Writing about people dying in hotels reminds me of what I heard one of my masters tell one of my missuses, while I was in service. He had been down to Brighton, staying at an hotel, and one Sunday afternoon, in the smoking-room, he met a nice, middle-aged gentleman, and they got into conversation. The middle-aged gentleman told my master that he had been very ill, and had been travelling about for six months in search of health, but that he was quite well now, and that the day after to-morrow he was going to his house in the country. He seemed so pleased, for he said he had not seen his wife and children for six months, and they would be so delighted to see him well and strong again.

That evening, my master and the gentleman dined together in the coffee-room, and over their dinner it was arranged that they would go for a long walk together in the morning to the Devil’s Dyke. They would have breakfast early and start directly after, so as to take their time for the excursion.

The next morning my master was down early to his breakfast; but the other gentleman hadn’t come down at nine o’clock, so my master asked the number of his room, and thought he would go and hurry him up.

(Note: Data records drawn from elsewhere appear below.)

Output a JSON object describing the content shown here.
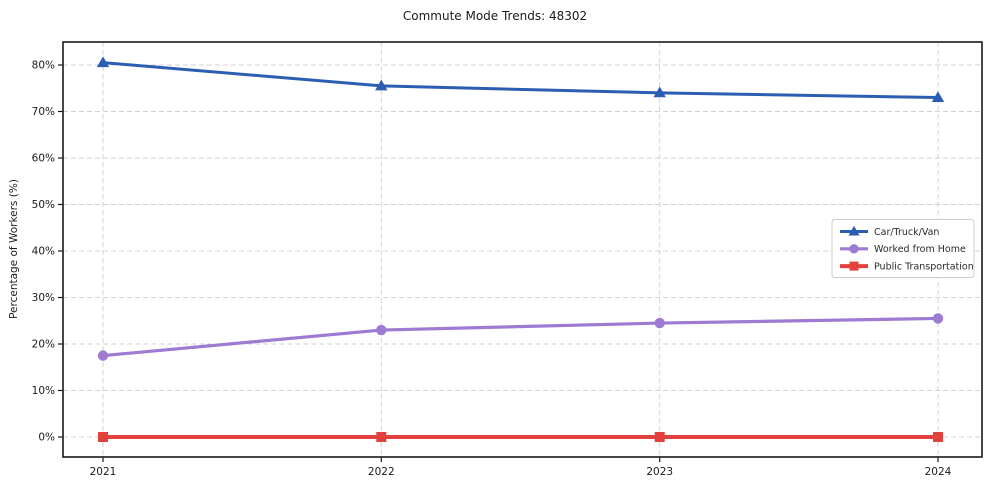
{
  "chart_data": {
    "type": "line",
    "title": "Commute Mode Trends: 48302",
    "xlabel": "",
    "ylabel": "Percentage of Workers (%)",
    "categories": [
      "2021",
      "2022",
      "2023",
      "2024"
    ],
    "y_ticks": [
      0,
      10,
      20,
      30,
      40,
      50,
      60,
      70,
      80
    ],
    "y_tick_suffix": "%",
    "ylim": [
      -4,
      85
    ],
    "grid": true,
    "grid_style": "dashed",
    "legend_position": "center-right",
    "colors": {
      "grid": "#d2d2d2",
      "spine": "#1a1a1a",
      "background": "#ffffff",
      "legend_border": "#cccccc"
    },
    "series": [
      {
        "name": "Car/Truck/Van",
        "marker": "triangle",
        "color": "#2b5eb3",
        "line_width": 3,
        "values": [
          80.5,
          75.5,
          74,
          73
        ]
      },
      {
        "name": "Worked from Home",
        "marker": "circle",
        "color": "#9e7ad3",
        "line_width": 3.2,
        "values": [
          17.5,
          23,
          24.5,
          25.5
        ]
      },
      {
        "name": "Public Transportation",
        "marker": "square",
        "color": "#e2413d",
        "line_width": 4,
        "values": [
          0,
          0,
          0,
          0
        ]
      }
    ]
  }
}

He went upstairs, and knocked at the bedroom door, but got no answer. Then he knocked louder, and said, “What about our walk to the Dyke? It’s nine o’clock now.”

Still no answer.

“He must be very fast asleep,” said master to himself; and then he banged quite hard.

Still no answer.

It was so strange, that my master got frightened, and called the waiter up; and when they had both banged and could hear nothing, they sent for the landlord, and he ordered the door to be burst open.